The Annals of Statistics

One-step sparse estimates in nonconcave penalized likelihood models

Hui Zou and Runze Li

Full-text: Open access


Fan and Li propose a family of variable selection methods via penalized likelihood using concave penalty functions. The nonconcave penalized likelihood estimators enjoy the oracle properties, but maximizing the penalized likelihood function is computationally challenging, because the objective function is nondifferentiable and nonconcave. In this article, we propose a new unified algorithm based on the local linear approximation (LLA) for maximizing the penalized likelihood for a broad class of concave penalty functions. Convergence and other theoretical properties of the LLA algorithm are established. A distinguished feature of the LLA algorithm is that at each LLA step, the LLA estimator can naturally adopt a sparse representation. Thus, we suggest using the one-step LLA estimator from the LLA algorithm as the final estimates.
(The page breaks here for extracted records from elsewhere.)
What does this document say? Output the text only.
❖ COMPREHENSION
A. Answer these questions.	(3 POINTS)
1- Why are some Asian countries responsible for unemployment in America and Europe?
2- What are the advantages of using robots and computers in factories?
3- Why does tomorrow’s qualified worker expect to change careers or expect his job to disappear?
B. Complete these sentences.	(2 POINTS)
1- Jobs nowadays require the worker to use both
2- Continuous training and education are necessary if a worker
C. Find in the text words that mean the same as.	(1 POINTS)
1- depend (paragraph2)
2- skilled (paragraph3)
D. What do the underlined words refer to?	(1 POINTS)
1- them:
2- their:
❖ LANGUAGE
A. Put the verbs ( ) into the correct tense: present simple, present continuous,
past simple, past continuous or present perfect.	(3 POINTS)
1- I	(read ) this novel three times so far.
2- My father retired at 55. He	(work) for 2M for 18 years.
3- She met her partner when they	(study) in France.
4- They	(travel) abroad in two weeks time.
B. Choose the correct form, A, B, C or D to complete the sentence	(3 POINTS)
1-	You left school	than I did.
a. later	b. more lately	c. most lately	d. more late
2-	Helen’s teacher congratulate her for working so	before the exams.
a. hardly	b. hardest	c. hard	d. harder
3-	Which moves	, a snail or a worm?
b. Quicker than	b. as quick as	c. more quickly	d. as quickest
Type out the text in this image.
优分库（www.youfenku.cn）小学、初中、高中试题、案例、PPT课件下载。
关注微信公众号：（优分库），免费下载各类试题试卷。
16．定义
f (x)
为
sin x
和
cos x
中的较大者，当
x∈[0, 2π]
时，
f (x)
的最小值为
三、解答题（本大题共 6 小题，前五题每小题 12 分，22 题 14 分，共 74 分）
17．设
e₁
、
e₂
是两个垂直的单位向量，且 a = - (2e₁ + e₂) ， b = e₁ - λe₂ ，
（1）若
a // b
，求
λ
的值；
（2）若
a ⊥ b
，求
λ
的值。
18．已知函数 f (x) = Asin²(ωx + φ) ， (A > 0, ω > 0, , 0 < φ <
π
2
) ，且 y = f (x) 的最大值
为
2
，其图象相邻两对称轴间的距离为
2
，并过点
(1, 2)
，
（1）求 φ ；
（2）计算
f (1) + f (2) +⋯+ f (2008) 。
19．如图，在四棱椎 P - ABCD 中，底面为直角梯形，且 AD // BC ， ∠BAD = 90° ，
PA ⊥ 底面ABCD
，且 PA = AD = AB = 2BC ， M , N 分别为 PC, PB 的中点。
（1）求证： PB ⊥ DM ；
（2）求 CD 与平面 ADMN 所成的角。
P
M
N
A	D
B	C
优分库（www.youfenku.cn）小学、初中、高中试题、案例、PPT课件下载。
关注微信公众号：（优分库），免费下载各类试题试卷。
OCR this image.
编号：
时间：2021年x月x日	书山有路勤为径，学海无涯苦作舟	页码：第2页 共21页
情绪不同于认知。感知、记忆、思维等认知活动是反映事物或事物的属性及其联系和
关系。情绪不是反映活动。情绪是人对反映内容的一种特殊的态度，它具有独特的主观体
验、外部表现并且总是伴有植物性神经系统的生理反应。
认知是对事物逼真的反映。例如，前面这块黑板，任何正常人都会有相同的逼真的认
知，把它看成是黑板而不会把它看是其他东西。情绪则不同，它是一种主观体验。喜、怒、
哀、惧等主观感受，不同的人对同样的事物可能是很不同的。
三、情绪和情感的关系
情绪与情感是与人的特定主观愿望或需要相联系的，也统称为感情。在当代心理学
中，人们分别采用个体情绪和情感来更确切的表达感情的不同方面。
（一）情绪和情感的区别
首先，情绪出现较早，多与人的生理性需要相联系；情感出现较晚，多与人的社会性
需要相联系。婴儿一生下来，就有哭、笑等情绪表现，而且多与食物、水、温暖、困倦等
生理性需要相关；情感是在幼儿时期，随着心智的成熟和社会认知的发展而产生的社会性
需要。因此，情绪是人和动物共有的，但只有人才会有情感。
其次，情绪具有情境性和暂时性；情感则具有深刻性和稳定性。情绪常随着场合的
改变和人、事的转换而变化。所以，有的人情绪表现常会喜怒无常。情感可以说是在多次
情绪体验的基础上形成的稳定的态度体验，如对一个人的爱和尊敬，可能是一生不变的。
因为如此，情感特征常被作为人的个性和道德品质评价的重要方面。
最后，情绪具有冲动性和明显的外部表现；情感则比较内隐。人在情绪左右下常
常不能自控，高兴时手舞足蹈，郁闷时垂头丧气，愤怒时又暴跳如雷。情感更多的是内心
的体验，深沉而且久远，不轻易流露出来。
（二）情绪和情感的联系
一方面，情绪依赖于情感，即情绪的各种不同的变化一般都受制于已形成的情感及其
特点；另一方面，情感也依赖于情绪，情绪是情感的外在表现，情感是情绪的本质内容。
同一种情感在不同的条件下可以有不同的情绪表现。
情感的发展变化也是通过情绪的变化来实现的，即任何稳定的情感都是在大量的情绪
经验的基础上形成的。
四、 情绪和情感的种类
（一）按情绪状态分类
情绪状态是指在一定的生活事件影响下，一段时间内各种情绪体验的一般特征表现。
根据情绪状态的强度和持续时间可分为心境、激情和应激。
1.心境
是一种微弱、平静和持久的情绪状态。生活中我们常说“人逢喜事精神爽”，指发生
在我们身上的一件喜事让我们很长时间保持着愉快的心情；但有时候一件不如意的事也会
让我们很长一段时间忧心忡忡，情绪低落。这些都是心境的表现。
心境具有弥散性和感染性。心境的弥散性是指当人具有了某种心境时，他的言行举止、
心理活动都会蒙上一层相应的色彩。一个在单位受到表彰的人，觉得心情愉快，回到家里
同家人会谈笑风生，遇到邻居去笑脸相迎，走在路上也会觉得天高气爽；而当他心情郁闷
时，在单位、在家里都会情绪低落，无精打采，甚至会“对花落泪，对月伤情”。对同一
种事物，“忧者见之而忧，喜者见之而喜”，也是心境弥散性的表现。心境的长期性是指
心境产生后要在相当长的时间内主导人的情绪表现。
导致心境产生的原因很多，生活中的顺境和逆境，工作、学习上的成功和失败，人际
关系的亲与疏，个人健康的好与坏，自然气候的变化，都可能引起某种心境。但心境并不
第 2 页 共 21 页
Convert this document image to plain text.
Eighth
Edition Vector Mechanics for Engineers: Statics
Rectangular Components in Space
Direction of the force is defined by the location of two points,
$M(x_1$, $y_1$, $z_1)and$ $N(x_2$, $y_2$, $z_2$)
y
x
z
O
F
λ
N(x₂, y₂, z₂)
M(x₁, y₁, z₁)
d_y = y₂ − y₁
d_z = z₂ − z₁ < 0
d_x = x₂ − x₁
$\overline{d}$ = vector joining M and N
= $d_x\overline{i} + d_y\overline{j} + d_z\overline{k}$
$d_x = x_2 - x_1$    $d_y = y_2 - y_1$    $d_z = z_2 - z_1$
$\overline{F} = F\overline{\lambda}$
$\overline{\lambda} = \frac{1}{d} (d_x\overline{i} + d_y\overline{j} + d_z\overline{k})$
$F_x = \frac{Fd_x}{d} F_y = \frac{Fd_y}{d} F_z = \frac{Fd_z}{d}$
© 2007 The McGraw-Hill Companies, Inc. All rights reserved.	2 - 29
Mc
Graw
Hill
Statistically, we show that if the regularization parameter is appropriately chosen, the one-step LLA estimates enjoy the oracle properties with good initial estimators. Computationally, the one-step LLA estimation methods dramatically reduce the computational cost in maximizing the nonconcave penalized likelihood. We conduct some Monte Carlo simulation to assess the finite sample performance of the one-step sparse estimation methods. The results are very encouraging.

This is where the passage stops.